When a patient has concerns regarding her cycles, it is important to discuss the nature of her cycles. I have a questionnaire I provide to patients that allows me to focus on particular characteristics of the bleeding. A pelvic exam is then performed. In very rare cases, I defer this if the patient is a teen or unable to allow a pelvic exam and if the etiology is clear.
Typically, I order a trans-vaginal ultrasound with saline-infused sono-hystogram, abbreviated as TVUS/SIS. This is a pelvic ultrasound performed by my ultrasound tech. She will evaluate your pelvic organs, including ovaries, tubes and uterus. She will be looking at the pelvic anatomy for things that may cause abnormal bleeding as well as any abnormalities that may be present. These includes ovarian cysts, para-tubal cysts, and uterine fibroids. She will measure the size of your ovaries and uterus and comment on the cervical length as well.
After the pelvic ultrasound, a patient is then ready for the saline-infusion sonohystogram or SIS. From the patient’s perspective, this is similar to a pap smear: a speculum is placed in the vagina and the cervix is visualized. The cervix is cleansed with betadine. A very thin catheter is placed through the cervix and into the uterine cavity. At this time, the speculum is removed, and uterine cavity is infused with sterile saline via a syringe attached to the catheter. The fluid distends the uterus, allowing any potential intrauterine abnormalities to be seen. This may include fibroids underlying the uterine lining, or polyps which tend to be benign growths of the uterine lining.

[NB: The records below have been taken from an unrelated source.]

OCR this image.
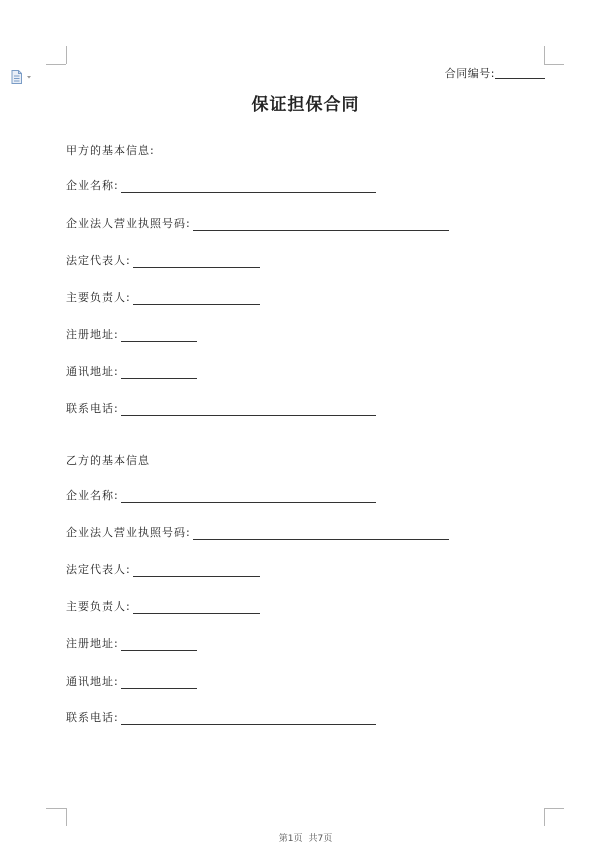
合同编号:
保证担保合同
甲方的基本信息:
企业名称:
企业法人营业执照号码:
法定代表人:
主要负责人:
注册地址:
通讯地址:
联系电话:
乙方的基本信息
企业名称:
企业法人营业执照号码:
法定代表人:
主要负责人:
注册地址:
通讯地址:
联系电话:
第1页 共7页
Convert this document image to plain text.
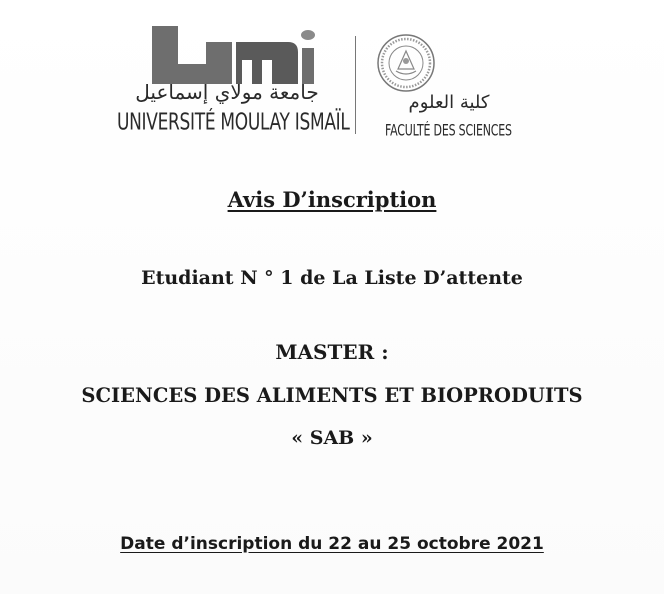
جامعة مولاي إسماعيل
UNIVERSITÉ MOULAY ISMAÏL
كلية العلوم
FACULTÉ DES SCIENCES
Avis D’inscription
Etudiant N ° 1 de La Liste D’attente
MASTER :
SCIENCES DES ALIMENTS ET BIOPRODUITS
« SAB »
Date d’inscription du 22 au 25 octobre 2021
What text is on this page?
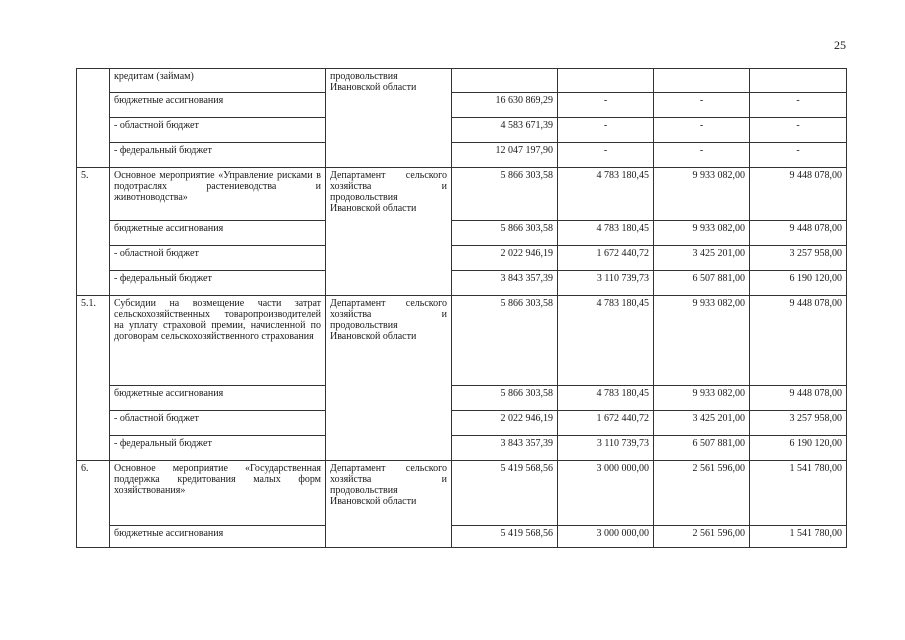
25
	кредитам (займам)	продовольствия Ивановской области				
	бюджетные ассигнования		16 630 869,29	-	-	-
	- областной бюджет		4 583 671,39	-	-	-
	- федеральный бюджет		12 047 197,90	-	-	-
5.	Основное мероприятие «Управление рисками в подотраслях растениеводства и животноводства»	Департамент сельского хозяйства и продовольствия Ивановской области	5 866 303,58	4 783 180,45	9 933 082,00	9 448 078,00
	бюджетные ассигнования		5 866 303,58	4 783 180,45	9 933 082,00	9 448 078,00
	- областной бюджет		2 022 946,19	1 672 440,72	3 425 201,00	3 257 958,00
	- федеральный бюджет		3 843 357,39	3 110 739,73	6 507 881,00	6 190 120,00
5.1.	Субсидии на возмещение части затрат сельскохозяйственных товаропроизводителей на уплату страховой премии, начисленной по договорам сельскохозяйственного страхования	Департамент сельского хозяйства и продовольствия Ивановской области	5 866 303,58	4 783 180,45	9 933 082,00	9 448 078,00
	бюджетные ассигнования		5 866 303,58	4 783 180,45	9 933 082,00	9 448 078,00
	- областной бюджет		2 022 946,19	1 672 440,72	3 425 201,00	3 257 958,00
	- федеральный бюджет		3 843 357,39	3 110 739,73	6 507 881,00	6 190 120,00
6.	Основное мероприятие «Государственная поддержка кредитования малых форм хозяйствования»	Департамент сельского хозяйства и продовольствия Ивановской области	5 419 568,56	3 000 000,00	2 561 596,00	1 541 780,00
	бюджетные ассигнования		5 419 568,56	3 000 000,00	2 561 596,00	1 541 780,00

One further procedure I perform is the endometrial biopsy. I generally perform this several days after the ultrasound. It too, is similar to a pap smear in that a speculum is placed and the cervix is visualized. I then place a flexible catheter through the cervix and into the uterus. This catheter has a smaller catheter inserted inside that when slowly pulled back, creates a small suction and allows for small amount of tissue to be removed from the uterine cavity. This tissue sample is sent to a pathologist.
After these two procedures, I usually have a patient return to the office to evaluate options available to the patient depending on the etiology for their bleeding concerns. A patient who has a uterine fibroid requires different treatments than a patient who has a hormonal cause. Other patients may have medical conditions precluding certain therapies. It is at this visit appropriate therapeutic options can be discussed and implemented.